According to reimbursement lists in Bosnia and Herzegovina effective in 2014, DPP-4 inhibitors are underrepresented on the lists. Only sitagliptin and vildagliptin are reimbursed in Canton Sarajevo when observing Federation of B&H. This is consequently reflected on its market share as it is shown.

In this study BIM focused on Canton Sarajevo and Canton Tuzla, as a role model for similar analytic approach as a rule in future decision-making. However, there are wide differences in between Cantons in Federation if B&H.
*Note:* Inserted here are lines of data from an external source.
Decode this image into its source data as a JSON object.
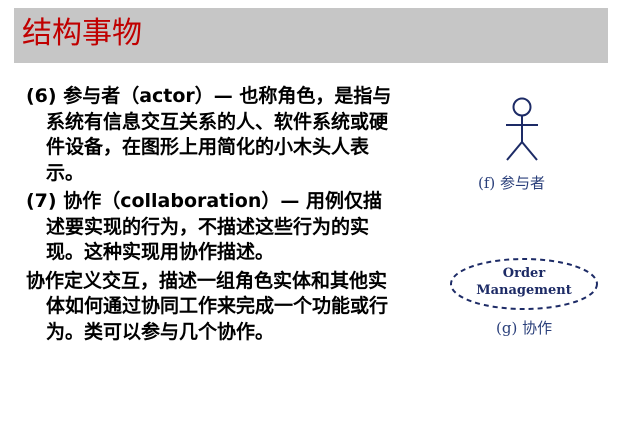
{
  "slide": {
    "title": "结构事物",
    "paragraphs": [
      "(6) 参与者（actor）— 也称角色，是指与系统有信息交互关系的人、软件系统或硬件设备，在图形上用简化的小木头人表示。",
      "(7) 协作（collaboration）— 用例仅描述要实现的行为，不描述这些行为的实现。这种实现用协作描述。",
      "协作定义交互，描述一组角色实体和其他实体如何通过协同工作来完成一个功能或行为。类可以参与几个协作。"
    ]
  },
  "figures": {
    "actor_caption": "(f) 参与者",
    "collaboration_line1": "Order",
    "collaboration_line2": "Management",
    "collaboration_caption": "(g) 协作",
    "colors": {
      "title": "#c00000",
      "title_bar": "#c6c6c6",
      "figure_stroke": "#1d2b66",
      "caption": "#2a3f7a"
    }
  }
}
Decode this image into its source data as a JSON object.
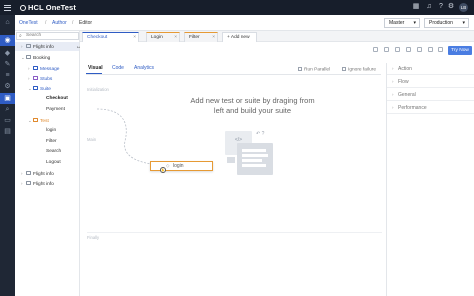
{
  "app": {
    "logo_text": "HCL OneTest",
    "avatar_initials": "LB"
  },
  "breadcrumb": {
    "items": [
      "OneTest",
      "Author",
      "Editor"
    ],
    "separator": "/"
  },
  "selectors": {
    "branch": "Master",
    "environment": "Production"
  },
  "search": {
    "placeholder": "Search"
  },
  "tree": {
    "items": [
      {
        "label": "Flight info",
        "toggle": "›"
      },
      {
        "label": "Booking",
        "toggle": "⌄"
      },
      {
        "label": "Message",
        "toggle": "›"
      },
      {
        "label": "Stubs",
        "toggle": "›"
      },
      {
        "label": "Suite",
        "toggle": "⌄"
      },
      {
        "label": "Checkout"
      },
      {
        "label": "Payment"
      },
      {
        "label": "Test",
        "toggle": "⌄"
      },
      {
        "label": "login"
      },
      {
        "label": "Filter"
      },
      {
        "label": "Search"
      },
      {
        "label": "Logout"
      },
      {
        "label": "Flight info",
        "toggle": "›"
      },
      {
        "label": "Flight info",
        "toggle": "›"
      }
    ]
  },
  "editor_tabs": [
    {
      "label": "Checkout",
      "close": "×"
    },
    {
      "label": "Login",
      "close": "×"
    },
    {
      "label": "Filter",
      "close": "×"
    },
    {
      "label": "Add new",
      "icon": "+"
    }
  ],
  "toolbar": {
    "try_now_label": "Try Now"
  },
  "view_tabs": [
    "Visual",
    "Code",
    "Analytics"
  ],
  "options": {
    "run_parallel": "Run Parallel",
    "ignore_failure": "Ignore failure"
  },
  "zones": {
    "initialization": "Initialization",
    "main": "Main",
    "finally": "Finally"
  },
  "empty_state": {
    "hint": "Add new test or suite by draging from left and build your suite"
  },
  "illustration": {
    "code_glyph": "</>",
    "badge": "↶ ?"
  },
  "drag_chip": {
    "label": "login"
  },
  "right_panel": {
    "sections": [
      "Action",
      "Flow",
      "General",
      "Performance"
    ]
  },
  "colors": {
    "accent": "#2f5cc4",
    "topbar": "#171e2b",
    "rail": "#1f2735",
    "drag_border": "#e69a35",
    "try_now": "#4a7de2"
  },
  "icons": {
    "topbar": [
      "menu-icon",
      "logo-icon",
      "grid-icon",
      "bell-icon",
      "help-icon",
      "settings-icon"
    ],
    "rail": [
      "home-icon",
      "globe-icon",
      "tag-icon",
      "wrench-icon",
      "layers-icon",
      "gear-icon",
      "code-icon",
      "search-icon",
      "monitor-icon",
      "clipboard-icon"
    ]
  }
}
Expected price decreases which could happen during reimbursement list revisions were not taken into account. The main reason for this is because there is no officially established rule on annual price decrease. In practice, prices are set during negotiations with manufacturers under reimbursement list revision process. Prices of medicines analyzed are those already published or proposed by the manufacturer. One of the limitations of the study as well the fact that the model did not consider costs occurring from adverse events. We also did not take into the account discounting since three years is short term and there would be no significant impact of discounting on the total results. Model is based on real world data on drug Bosnia and Herzegovina directly related to the number of patients treated each and is as accurate as the data report.
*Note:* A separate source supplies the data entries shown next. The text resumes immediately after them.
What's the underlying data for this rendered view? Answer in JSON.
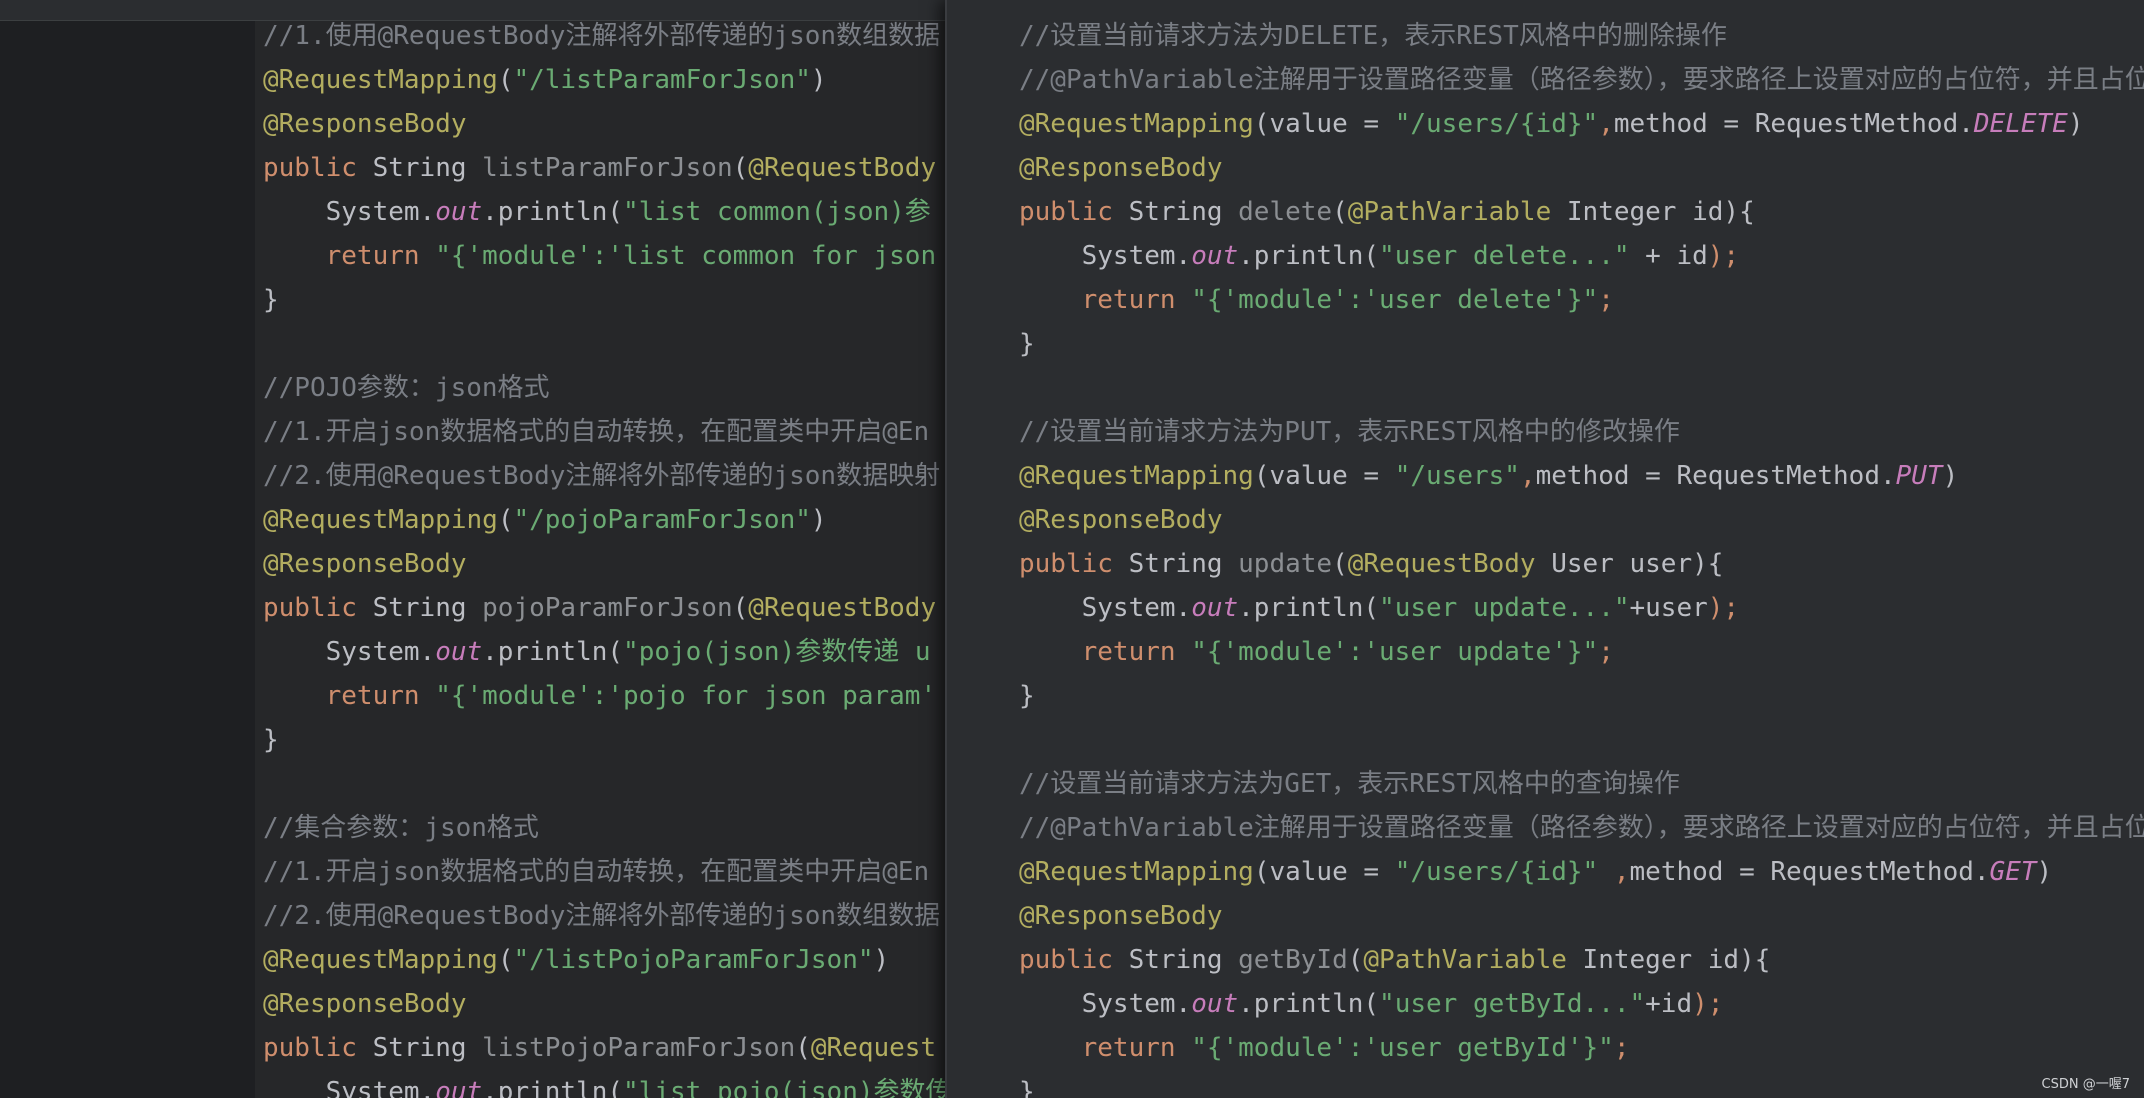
{
  "left_pane": {
    "lines": [
      [
        [
          "comment",
          "//1.使用@RequestBody注解将外部传递的json数组数据"
        ]
      ],
      [
        [
          "annot",
          "@RequestMapping"
        ],
        [
          "plain",
          "("
        ],
        [
          "str",
          "\"/listParamForJson\""
        ],
        [
          "plain",
          ")"
        ]
      ],
      [
        [
          "annot",
          "@ResponseBody"
        ]
      ],
      [
        [
          "kw",
          "public "
        ],
        [
          "plain",
          "String "
        ],
        [
          "muted",
          "listParamForJson"
        ],
        [
          "plain",
          "("
        ],
        [
          "annot",
          "@RequestBody"
        ]
      ],
      [
        [
          "plain",
          "    System."
        ],
        [
          "static",
          "out"
        ],
        [
          "plain",
          ".println("
        ],
        [
          "str",
          "\"list common(json)参"
        ]
      ],
      [
        [
          "kw",
          "    return "
        ],
        [
          "str",
          "\"{'module':'list common for json"
        ]
      ],
      [
        [
          "plain",
          "}"
        ]
      ],
      [
        [
          "plain",
          ""
        ]
      ],
      [
        [
          "comment",
          "//POJO参数：json格式"
        ]
      ],
      [
        [
          "comment",
          "//1.开启json数据格式的自动转换，在配置类中开启@En"
        ]
      ],
      [
        [
          "comment",
          "//2.使用@RequestBody注解将外部传递的json数据映射"
        ]
      ],
      [
        [
          "annot",
          "@RequestMapping"
        ],
        [
          "plain",
          "("
        ],
        [
          "str",
          "\"/pojoParamForJson\""
        ],
        [
          "plain",
          ")"
        ]
      ],
      [
        [
          "annot",
          "@ResponseBody"
        ]
      ],
      [
        [
          "kw",
          "public "
        ],
        [
          "plain",
          "String "
        ],
        [
          "muted",
          "pojoParamForJson"
        ],
        [
          "plain",
          "("
        ],
        [
          "annot",
          "@RequestBody"
        ]
      ],
      [
        [
          "plain",
          "    System."
        ],
        [
          "static",
          "out"
        ],
        [
          "plain",
          ".println("
        ],
        [
          "str",
          "\"pojo(json)参数传递 u"
        ]
      ],
      [
        [
          "kw",
          "    return "
        ],
        [
          "str",
          "\"{'module':'pojo for json param'"
        ]
      ],
      [
        [
          "plain",
          "}"
        ]
      ],
      [
        [
          "plain",
          ""
        ]
      ],
      [
        [
          "comment",
          "//集合参数：json格式"
        ]
      ],
      [
        [
          "comment",
          "//1.开启json数据格式的自动转换，在配置类中开启@En"
        ]
      ],
      [
        [
          "comment",
          "//2.使用@RequestBody注解将外部传递的json数组数据"
        ]
      ],
      [
        [
          "annot",
          "@RequestMapping"
        ],
        [
          "plain",
          "("
        ],
        [
          "str",
          "\"/listPojoParamForJson\""
        ],
        [
          "plain",
          ")"
        ]
      ],
      [
        [
          "annot",
          "@ResponseBody"
        ]
      ],
      [
        [
          "kw",
          "public "
        ],
        [
          "plain",
          "String "
        ],
        [
          "muted",
          "listPojoParamForJson"
        ],
        [
          "plain",
          "("
        ],
        [
          "annot",
          "@Request"
        ]
      ],
      [
        [
          "plain",
          "    System."
        ],
        [
          "static",
          "out"
        ],
        [
          "plain",
          ".println("
        ],
        [
          "str",
          "\"list pojo(json)参数传"
        ]
      ]
    ]
  },
  "right_pane": {
    "lines": [
      [
        [
          "comment",
          "//设置当前请求方法为DELETE，表示REST风格中的删除操作"
        ]
      ],
      [
        [
          "comment",
          "//@PathVariable注解用于设置路径变量（路径参数），要求路径上设置对应的占位符，并且占位"
        ]
      ],
      [
        [
          "annot",
          "@RequestMapping"
        ],
        [
          "plain",
          "(value = "
        ],
        [
          "str",
          "\"/users/{id}\""
        ],
        [
          "kw",
          ","
        ],
        [
          "plain",
          "method = RequestMethod."
        ],
        [
          "enum",
          "DELETE"
        ],
        [
          "plain",
          ")"
        ]
      ],
      [
        [
          "annot",
          "@ResponseBody"
        ]
      ],
      [
        [
          "kw",
          "public "
        ],
        [
          "plain",
          "String "
        ],
        [
          "muted",
          "delete"
        ],
        [
          "plain",
          "("
        ],
        [
          "annot",
          "@PathVariable "
        ],
        [
          "plain",
          "Integer id){"
        ]
      ],
      [
        [
          "plain",
          "    System."
        ],
        [
          "static",
          "out"
        ],
        [
          "plain",
          ".println("
        ],
        [
          "str",
          "\"user delete...\""
        ],
        [
          "plain",
          " + id"
        ],
        [
          "kw",
          ");"
        ]
      ],
      [
        [
          "kw",
          "    return "
        ],
        [
          "str",
          "\"{'module':'user delete'}\""
        ],
        [
          "kw",
          ";"
        ]
      ],
      [
        [
          "plain",
          "}"
        ]
      ],
      [
        [
          "plain",
          ""
        ]
      ],
      [
        [
          "comment",
          "//设置当前请求方法为PUT，表示REST风格中的修改操作"
        ]
      ],
      [
        [
          "annot",
          "@RequestMapping"
        ],
        [
          "plain",
          "(value = "
        ],
        [
          "str",
          "\"/users\""
        ],
        [
          "kw",
          ","
        ],
        [
          "plain",
          "method = RequestMethod."
        ],
        [
          "enum",
          "PUT"
        ],
        [
          "plain",
          ")"
        ]
      ],
      [
        [
          "annot",
          "@ResponseBody"
        ]
      ],
      [
        [
          "kw",
          "public "
        ],
        [
          "plain",
          "String "
        ],
        [
          "muted",
          "update"
        ],
        [
          "plain",
          "("
        ],
        [
          "annot",
          "@RequestBody "
        ],
        [
          "plain",
          "User user){"
        ]
      ],
      [
        [
          "plain",
          "    System."
        ],
        [
          "static",
          "out"
        ],
        [
          "plain",
          ".println("
        ],
        [
          "str",
          "\"user update...\""
        ],
        [
          "plain",
          "+user"
        ],
        [
          "kw",
          ");"
        ]
      ],
      [
        [
          "kw",
          "    return "
        ],
        [
          "str",
          "\"{'module':'user update'}\""
        ],
        [
          "kw",
          ";"
        ]
      ],
      [
        [
          "plain",
          "}"
        ]
      ],
      [
        [
          "plain",
          ""
        ]
      ],
      [
        [
          "comment",
          "//设置当前请求方法为GET，表示REST风格中的查询操作"
        ]
      ],
      [
        [
          "comment",
          "//@PathVariable注解用于设置路径变量（路径参数），要求路径上设置对应的占位符，并且占位"
        ]
      ],
      [
        [
          "annot",
          "@RequestMapping"
        ],
        [
          "plain",
          "(value = "
        ],
        [
          "str",
          "\"/users/{id}\""
        ],
        [
          "kw",
          " ,"
        ],
        [
          "plain",
          "method = RequestMethod."
        ],
        [
          "enum",
          "GET"
        ],
        [
          "plain",
          ")"
        ]
      ],
      [
        [
          "annot",
          "@ResponseBody"
        ]
      ],
      [
        [
          "kw",
          "public "
        ],
        [
          "plain",
          "String "
        ],
        [
          "muted",
          "getById"
        ],
        [
          "plain",
          "("
        ],
        [
          "annot",
          "@PathVariable "
        ],
        [
          "plain",
          "Integer id){"
        ]
      ],
      [
        [
          "plain",
          "    System."
        ],
        [
          "static",
          "out"
        ],
        [
          "plain",
          ".println("
        ],
        [
          "str",
          "\"user getById...\""
        ],
        [
          "plain",
          "+id"
        ],
        [
          "kw",
          ");"
        ]
      ],
      [
        [
          "kw",
          "    return "
        ],
        [
          "str",
          "\"{'module':'user getById'}\""
        ],
        [
          "kw",
          ";"
        ]
      ],
      [
        [
          "plain",
          "}"
        ]
      ]
    ]
  },
  "watermark": "CSDN @一喔7"
}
Several countries (e.g. Australia, Canada, Belgium, Croatia, Hungary, and Poland) require manufacturers to make a BIA to support applications for national or regional reimbursement, mainly because they find it useful in assessing their sustainability with scarce financial resources and because it is less complex and more comprehensive than cost effectiveness analysis (35).
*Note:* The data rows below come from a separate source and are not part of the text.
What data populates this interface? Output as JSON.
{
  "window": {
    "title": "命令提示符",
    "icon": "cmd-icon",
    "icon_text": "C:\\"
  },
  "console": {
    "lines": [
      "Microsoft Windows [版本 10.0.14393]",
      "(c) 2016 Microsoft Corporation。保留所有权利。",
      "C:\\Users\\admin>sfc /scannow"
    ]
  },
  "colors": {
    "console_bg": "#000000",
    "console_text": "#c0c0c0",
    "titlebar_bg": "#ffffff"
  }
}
Applying BIA in decision making would assure better allocation and planning of resources at any region or administrative level in Bosnia and Herzegovina. Additionally, even BIA is mentioned in current legislation, more details on conducting such analysis submitted to health insurance funds/institutes should be given to assure standardization.

5. CONCLUSION

This study has shown that introduction of linagliptin into reimbursement list would decrease total costs for DPP-4 inhibitors already reimbursed in Bosnia and Herzegovina ranging from -18,194€ in the first year, -235,570€ in second year and -699,472€ in the third year in the period 2016-2018. It can be concluded that BIM show that linagliptin is favorable for positive decision on reimbursement. BIA is demonstrated as a suitable tool for more transparent reimbursement decisions, and it should be more extensively used in everyday practice during reimbursement submissions. Even though BIA is proposed as part of the Federation of B&H reimbursement dossier submission, it should be more precisely defined and standardized through official guidelines for conducting such analysis. Beside positive impact on budget, it is also important to stress that introduction of novel DPP-4 inhibitor linagliptin would provide more flexible prescribing options for patients under approved indication.